The Postdigital Era and Postplagiarism: Unpacking Complexities in Hybrid Human-AI Collaboration

The term “postdigital” highlights a transformation in our understanding of the relationship between digital technology and human life (Jandrić & Ford, 2020; Jandrić & Hayes, 2020). At Moxie (formerly Academic Insight Lab), we believe in the potential of this integration, particularly the use of collective intelligence that goes beyond individual minds to networks of people and tools. This philosophy guides our approach to hybrid human-AI research and academic writing, promoting ethical collaboration with AI to work smarter, not harder.

Postdigital in Research and Writing: Hybrid Human-AI Collaboration

The postdigital perspective transcends mere technical innovation, focusing on human-AI collaboration (Williamson, 2018). Technological advancements, particularly in the field of artificial intelligence (AI), have become an integral part of the modern landscape. These developments are not transient phenomena but enduring shifts that are reshaping our world. Therefore, it is imperative for researchers, academics, and professionals to recognize the significance of AI and adapt to this evolving paradigm. Embracing these technologies is no longer optional; it’s an essential step in staying relevant and competitive in today’s rapidly changing environment. One example of that is the use of large language models (LLMs) as partners (not just tools) that help us work smarter.

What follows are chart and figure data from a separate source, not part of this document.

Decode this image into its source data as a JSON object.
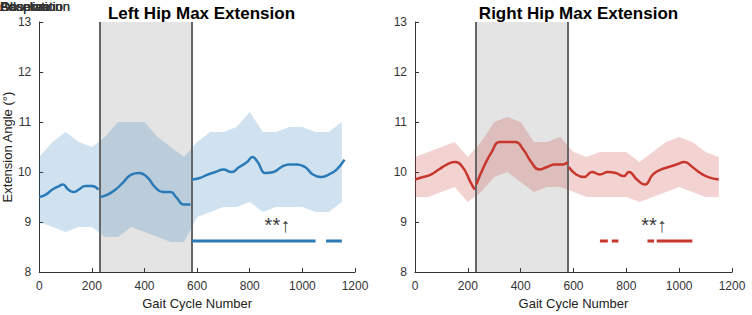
{
  "chart_data": [
    {
      "type": "line",
      "title": "Left Hip Max Extension",
      "x_label": "Gait Cycle Number",
      "y_label": "Extension Angle (°)",
      "xlim": [
        0,
        1200
      ],
      "xticks": [
        0,
        200,
        400,
        600,
        800,
        1000,
        1200
      ],
      "ylim": [
        8,
        13
      ],
      "yticks": [
        8,
        9,
        10,
        11,
        12,
        13
      ],
      "color": "#2a7ab8",
      "x": [
        0,
        25,
        50,
        75,
        90,
        110,
        130,
        150,
        175,
        200,
        225,
        228,
        230,
        260,
        290,
        320,
        350,
        380,
        410,
        440,
        470,
        500,
        520,
        550,
        575,
        578,
        580,
        610,
        640,
        670,
        700,
        730,
        760,
        790,
        810,
        830,
        860,
        890,
        920,
        950,
        980,
        1010,
        1040,
        1070,
        1100,
        1130,
        1160
      ],
      "values": [
        9.5,
        9.55,
        9.65,
        9.72,
        9.75,
        9.65,
        9.6,
        9.65,
        9.72,
        9.72,
        9.65,
        null,
        9.5,
        9.55,
        9.65,
        9.8,
        9.95,
        9.98,
        9.9,
        9.7,
        9.6,
        9.6,
        9.5,
        9.35,
        9.35,
        null,
        9.85,
        9.88,
        9.95,
        10.0,
        10.05,
        10.0,
        10.1,
        10.2,
        10.3,
        10.2,
        9.98,
        10.0,
        10.1,
        10.15,
        10.15,
        10.1,
        9.95,
        9.9,
        9.95,
        10.05,
        10.25
      ],
      "raw_range": {
        "x": [
          0,
          50,
          100,
          150,
          200,
          250,
          300,
          350,
          400,
          450,
          500,
          550,
          600,
          650,
          700,
          750,
          800,
          850,
          900,
          950,
          1000,
          1050,
          1100,
          1150
        ],
        "low": [
          9.0,
          8.9,
          8.8,
          8.9,
          8.9,
          8.7,
          8.7,
          8.9,
          8.8,
          8.7,
          8.6,
          8.6,
          9.1,
          9.2,
          9.3,
          9.3,
          9.4,
          9.2,
          9.3,
          9.3,
          9.3,
          9.2,
          9.2,
          9.4
        ],
        "high": [
          10.3,
          10.6,
          10.8,
          10.6,
          10.5,
          10.7,
          11.0,
          11.0,
          11.0,
          10.7,
          10.5,
          10.3,
          10.6,
          10.8,
          10.8,
          10.9,
          11.2,
          10.8,
          10.8,
          10.9,
          10.9,
          10.8,
          10.8,
          11.0
        ]
      },
      "phases": [
        {
          "label": "Baseline",
          "start": 0,
          "end": 230
        },
        {
          "label": "Adaptation",
          "start": 230,
          "end": 580,
          "color": "#e4e4e4"
        },
        {
          "label": "Observation",
          "start": 580,
          "end": 1160
        }
      ],
      "significance_bars": {
        "y": 8.62,
        "segments": [
          [
            580,
            1050
          ],
          [
            1090,
            1150
          ]
        ]
      },
      "annotations": [
        {
          "text": "**↑",
          "x": 905,
          "y": 8.95
        }
      ]
    },
    {
      "type": "line",
      "title": "Right Hip Max Extension",
      "x_label": "Gait Cycle Number",
      "xlim": [
        0,
        1200
      ],
      "xticks": [
        0,
        200,
        400,
        600,
        800,
        1000,
        1200
      ],
      "ylim": [
        8,
        13
      ],
      "yticks": [
        8,
        9,
        10,
        11,
        12,
        13
      ],
      "color": "#c8372d",
      "x": [
        0,
        30,
        60,
        90,
        120,
        150,
        180,
        210,
        226,
        229,
        232,
        260,
        290,
        320,
        350,
        380,
        410,
        440,
        470,
        500,
        530,
        560,
        578,
        580,
        582,
        610,
        640,
        670,
        700,
        730,
        760,
        790,
        810,
        840,
        870,
        900,
        930,
        960,
        990,
        1020,
        1050,
        1080,
        1110,
        1150
      ],
      "values": [
        9.85,
        9.9,
        9.95,
        10.05,
        10.15,
        10.2,
        10.1,
        9.8,
        9.65,
        null,
        9.75,
        10.1,
        10.4,
        10.6,
        10.6,
        10.6,
        10.45,
        10.2,
        10.05,
        10.1,
        10.15,
        10.15,
        10.2,
        null,
        10.1,
        9.95,
        9.9,
        10.0,
        9.95,
        10.0,
        9.98,
        9.92,
        10.0,
        9.85,
        9.75,
        9.95,
        10.05,
        10.1,
        10.15,
        10.2,
        10.1,
        9.98,
        9.9,
        9.85
      ],
      "raw_range": {
        "x": [
          0,
          50,
          100,
          150,
          200,
          250,
          300,
          350,
          400,
          450,
          500,
          550,
          600,
          650,
          700,
          750,
          800,
          850,
          900,
          950,
          1000,
          1050,
          1100,
          1150
        ],
        "low": [
          9.5,
          9.5,
          9.6,
          9.7,
          9.4,
          9.6,
          9.9,
          10.0,
          9.8,
          9.6,
          9.7,
          9.7,
          9.6,
          9.5,
          9.5,
          9.5,
          9.5,
          9.4,
          9.5,
          9.6,
          9.7,
          9.6,
          9.5,
          9.5
        ],
        "high": [
          10.3,
          10.4,
          10.5,
          10.6,
          10.3,
          10.6,
          11.0,
          11.1,
          11.0,
          10.6,
          10.6,
          10.7,
          10.4,
          10.3,
          10.4,
          10.4,
          10.4,
          10.2,
          10.4,
          10.6,
          10.7,
          10.6,
          10.4,
          10.3
        ]
      },
      "phases": [
        {
          "label": "Baseline",
          "start": 0,
          "end": 230
        },
        {
          "label": "Adaptation",
          "start": 230,
          "end": 580,
          "color": "#e4e4e4"
        },
        {
          "label": "Observation",
          "start": 580,
          "end": 1160
        }
      ],
      "significance_bars": {
        "y": 8.62,
        "segments": [
          [
            700,
            730
          ],
          [
            745,
            770
          ],
          [
            880,
            905
          ],
          [
            915,
            1050
          ]
        ]
      },
      "annotations": [
        {
          "text": "**↑",
          "x": 905,
          "y": 8.95
        }
      ]
    }
  ]
}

One real-world example of postdigital collaboration in research and writing is the use of AI in medical diagnostics. AI models are now being integrated with human expertise to analyze vast amounts of data, including medical images, patient histories, and genetic information. To illustrate, IBM’s Watson has been employed to assist oncologists in treatment planning by sifting through medical literature and comparing patient-specific information (Liu et al., 2018). This collaboration doesn’t replace the human expert but augments their capabilities, leading to more precise and personalized treatments.

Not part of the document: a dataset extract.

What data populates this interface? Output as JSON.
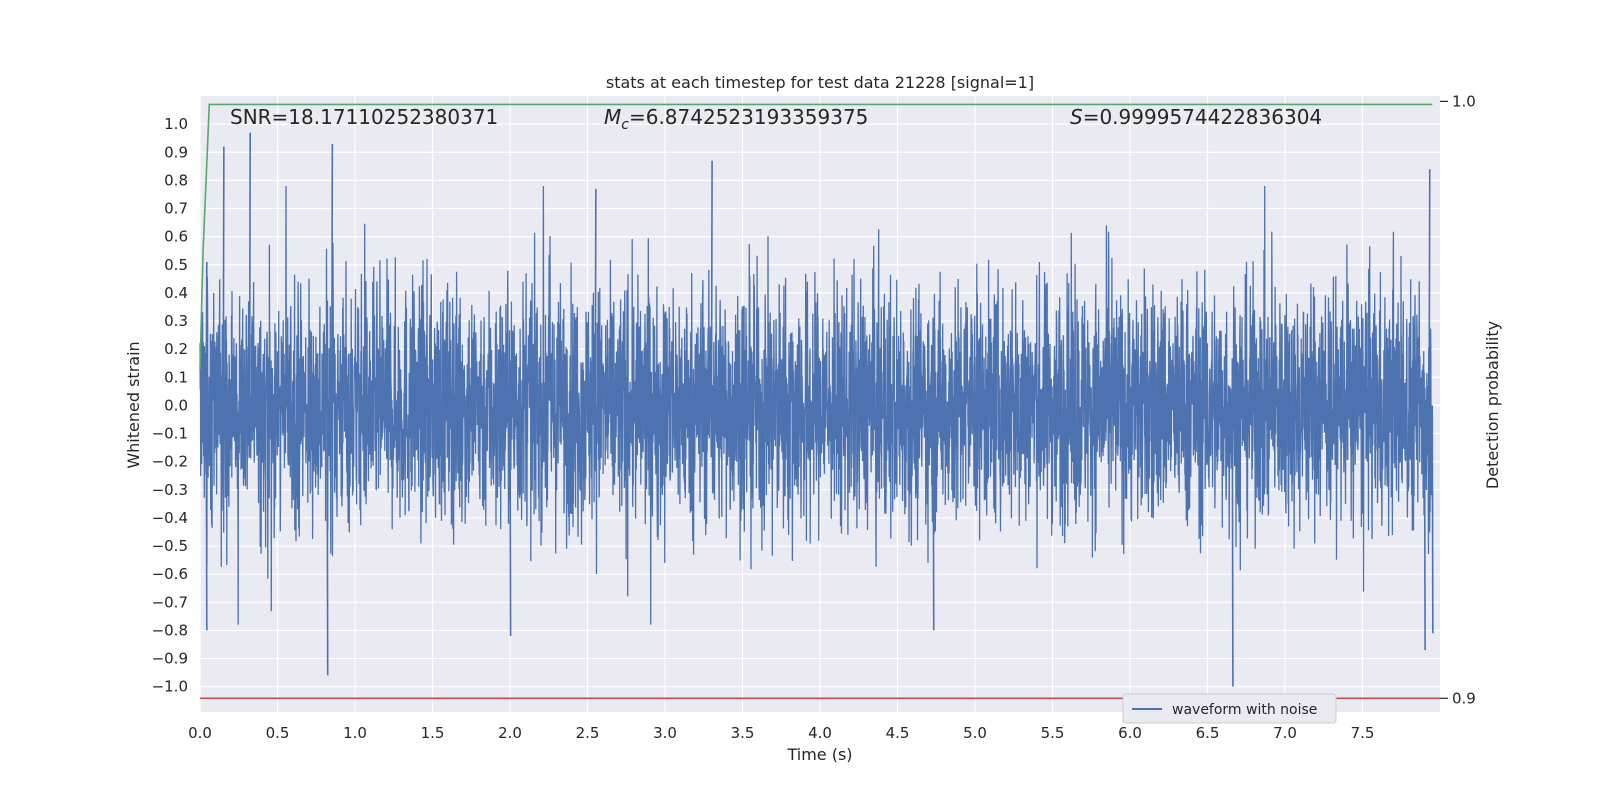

Beyond examples, analogies also help us make sense of new paradigms. An analogy that could inform our understanding of postdigital is the relationship between a skilled musician and a finely tuned instrument. In a traditional view, the instrument is merely a tool that the musician uses. In the postdigital perspective, the relationship is more symbiotic; the musician and the instrument work in harmony, each enhancing the capabilities of the other. Similarly, the integration of AI with human intelligence is like a duet between a musician and their instrument, where each part contributes to a greater whole, producing a richer, more nuanced performance.

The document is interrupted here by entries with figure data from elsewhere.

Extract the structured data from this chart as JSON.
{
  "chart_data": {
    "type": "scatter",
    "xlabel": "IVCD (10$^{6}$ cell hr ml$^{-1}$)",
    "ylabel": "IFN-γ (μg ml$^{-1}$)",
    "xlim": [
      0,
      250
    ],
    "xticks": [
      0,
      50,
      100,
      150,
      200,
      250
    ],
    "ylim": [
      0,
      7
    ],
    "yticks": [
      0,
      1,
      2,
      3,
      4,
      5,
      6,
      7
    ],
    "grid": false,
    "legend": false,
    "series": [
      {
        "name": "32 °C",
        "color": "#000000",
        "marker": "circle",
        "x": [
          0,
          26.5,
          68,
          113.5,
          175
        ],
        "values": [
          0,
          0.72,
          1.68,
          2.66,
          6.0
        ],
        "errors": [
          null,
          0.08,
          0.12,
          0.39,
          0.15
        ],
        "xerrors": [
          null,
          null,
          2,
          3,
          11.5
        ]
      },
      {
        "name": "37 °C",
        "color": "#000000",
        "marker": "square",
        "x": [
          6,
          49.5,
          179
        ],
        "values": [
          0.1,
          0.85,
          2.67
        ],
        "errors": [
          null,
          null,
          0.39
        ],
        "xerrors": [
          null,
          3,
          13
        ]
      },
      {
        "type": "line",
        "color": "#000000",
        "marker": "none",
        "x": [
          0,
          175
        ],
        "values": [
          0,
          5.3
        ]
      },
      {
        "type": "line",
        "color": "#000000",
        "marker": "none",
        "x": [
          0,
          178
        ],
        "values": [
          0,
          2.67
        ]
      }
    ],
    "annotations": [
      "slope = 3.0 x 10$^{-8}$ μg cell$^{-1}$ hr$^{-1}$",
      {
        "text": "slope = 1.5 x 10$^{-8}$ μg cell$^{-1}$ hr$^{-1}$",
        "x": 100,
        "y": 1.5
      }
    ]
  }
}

As we embrace AI, particularly LLMs, to enhance collaboration and efficiency, we must also grapple with the complexities of originality and ethics. This intersection leads to a fascinating development in the academic field known as postplagiarism. Postplagiarism extends our understanding of originality (Eaton, 2023) and necessitates guidance in navigating this intricate landscape. Such changes in academia are leading to a world where ethical collaboration with AI is not only accepted but will become essential as these collaborations evolve and become more prevalent.


The postdigital era, characterized by interconnected human and AI technologies, presents new possibilities for knowledge creation. Moxie is at the forefront of this movement, fully embracing these concepts and promoting ethical collaboration with AI, specifically large language models. We are committed to redefining research, writing, and originality, guided by a belief in working smarter, not harder.

Join us in exploring the multifaceted postdigital age and engaging in a future where human intelligence and AI work in harmony.


Eaton, S. E. (2023). Academic Integrity in the Age of Artificial Intelligence [PowerPoint slides].

Jandrić, P. and Ford, D. (2020). Postdigital ecopedagogies: genealogies, contradictions, and possible futures. Postdigital Science and Education, 4(3), 692-710.

Jandrić, P. and Hayes, S. (2020). Postdigital we-learn. Studies in Philosophy and Education, 39(3), 285-297.

Liu, C., Liu, X., Wu, F., Xie, M., Feng, Y., & Hu, C. (2018). Using artificial intelligence (Watson for Oncology) for treatment recommendations amongst Chinese patients with lung cancer: Feasibility study. Journal of Medical Internet Research, 20(9), e11087.

Williamson, B. (2018). Brain data: scanning, scraping and sculpting the plastic learning brain through neurotechnology. Postdigital Science and Education, 1(1), 65-86.